Густл торчал позади лесбиянок и громко сетовал, что надзиратели не разрешили ему сфоткать чучело на память, и гортанно интересовался, что там набито внутри.

Воздвиженского Елена и вовсе потеряла из вида.

– Коротышки! Ясно-дело! – деловито, обыденным голоском продолжал свои политологически-патологоанатомические наблюдения Дьюрька. – Закомплексованные, неуверенные в себе. Вот они всей стране и мстили за свои мужские комплексы!

– Дьюрька… Ты все упрощаешь, как всегда, – сдавленно, уже чувствуя кошмарную тошноту, обморочно ухватила его под руку Елена. – Слушай, мы можем как-нибудь обойти эту очередь? Я не могу здесь больше. Мне совсем дурно что-то стало. Я не могу здесь находиться. Господи, зачем же они детей сюда таскают? Здесь же на входе должен висеть огромный знак: детям до 16-ти вход строго воспрещается. Да и вообще – всем строго воспрещается.

И когда Дьюрька, раскидав наслаждавшихся инфернальным зрелищем зевак, вывел ее на воздух – то как будто ставила ей подножки избитая гусеницами танков брусчатка Красной площади, и стоял в ушах предсмертный ор и истошные молитвы священников, монахов и монахинь, и верующих мирян, зверски, с глумлением убитых по личному приказу этого ссохшегося, вечно мертвого упыря («как можно быстрее покончить с попами и религией. Попов надлежит арестовывать, расстреливать безпощадно и повсеместно. И как можно больше. Церкви подлежат закрытию. Помещения храмов опечатать и превращать в склады»; «Подавить сопротивление духовенства с такой жестокостью, чтобы они не забыли этого в течение нескольких десятилетий»; «…ряд жестокостей, чем больше удастся расстрелять, тем лучше»).

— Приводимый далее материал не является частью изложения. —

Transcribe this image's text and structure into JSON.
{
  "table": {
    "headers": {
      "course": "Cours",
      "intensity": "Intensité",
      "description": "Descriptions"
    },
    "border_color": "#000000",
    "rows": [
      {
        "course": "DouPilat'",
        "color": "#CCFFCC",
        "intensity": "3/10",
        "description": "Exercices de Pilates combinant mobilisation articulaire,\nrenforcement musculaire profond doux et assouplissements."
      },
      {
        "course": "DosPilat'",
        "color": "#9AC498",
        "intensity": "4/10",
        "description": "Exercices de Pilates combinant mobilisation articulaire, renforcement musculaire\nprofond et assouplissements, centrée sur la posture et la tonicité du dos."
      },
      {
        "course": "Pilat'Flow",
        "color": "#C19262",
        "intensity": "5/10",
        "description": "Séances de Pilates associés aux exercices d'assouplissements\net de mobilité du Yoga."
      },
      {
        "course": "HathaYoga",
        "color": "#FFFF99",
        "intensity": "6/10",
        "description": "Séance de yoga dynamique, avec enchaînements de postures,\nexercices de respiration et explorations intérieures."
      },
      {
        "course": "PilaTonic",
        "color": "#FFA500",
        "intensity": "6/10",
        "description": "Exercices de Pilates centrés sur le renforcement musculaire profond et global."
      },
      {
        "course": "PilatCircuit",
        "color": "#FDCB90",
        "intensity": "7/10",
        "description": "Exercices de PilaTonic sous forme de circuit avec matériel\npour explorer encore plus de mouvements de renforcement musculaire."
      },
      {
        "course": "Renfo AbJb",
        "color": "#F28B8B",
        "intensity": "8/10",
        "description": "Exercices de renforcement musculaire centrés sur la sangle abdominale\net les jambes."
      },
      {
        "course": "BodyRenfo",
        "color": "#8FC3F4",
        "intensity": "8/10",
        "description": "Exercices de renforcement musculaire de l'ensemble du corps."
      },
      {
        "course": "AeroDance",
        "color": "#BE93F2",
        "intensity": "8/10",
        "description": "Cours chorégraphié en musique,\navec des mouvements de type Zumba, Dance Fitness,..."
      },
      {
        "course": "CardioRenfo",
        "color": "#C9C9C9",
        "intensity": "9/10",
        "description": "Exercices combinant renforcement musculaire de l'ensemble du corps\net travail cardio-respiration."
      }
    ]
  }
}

И по парапету вокруг мерзотной вспышкой зецепившегося в глазах негатива саркофага, мерно и чинно шли теперь уже вовсе не зеваки-туристы, а епископ Пермский Андроник, которому верные ленинцы выкололи глаза, вырезали щеки, и его, истекающего кровью, с насмешками водили по городу, а потом похоронили заживо; а следом – архимандрит Аристарх из Спаса Нерукотворного в Борках, скальпированный большевиками-садистами; а дальше, в очереди, прямо в той самой же, в незарастающей, до сих пор кровоточащей и взывающей к небу об отмщении, в самой что ни на есть народной, тропе – отец Георгий из станицы Пластуновской – с разорванным ленинской нелюдью горлом; а дальше – в Пасхальную ночь зверски убитый большевиками отец Иоанн Пригоровский – ленинские сатанинские отродья оборвали его Богослужение пред началом чтения деяний Апостольских и пытали посреди храма – выкололи ему глаза, отрезали уши и нос и размозжили голову; а следом за ними, не глядя на адское ссохшееся идолище в саркофаге, относительно бодро шествовал Иеромонах Нектарий из Воронежа, которого верные ленинцы «причащали» расплавленным оловом и забивали ему в голову гвозди.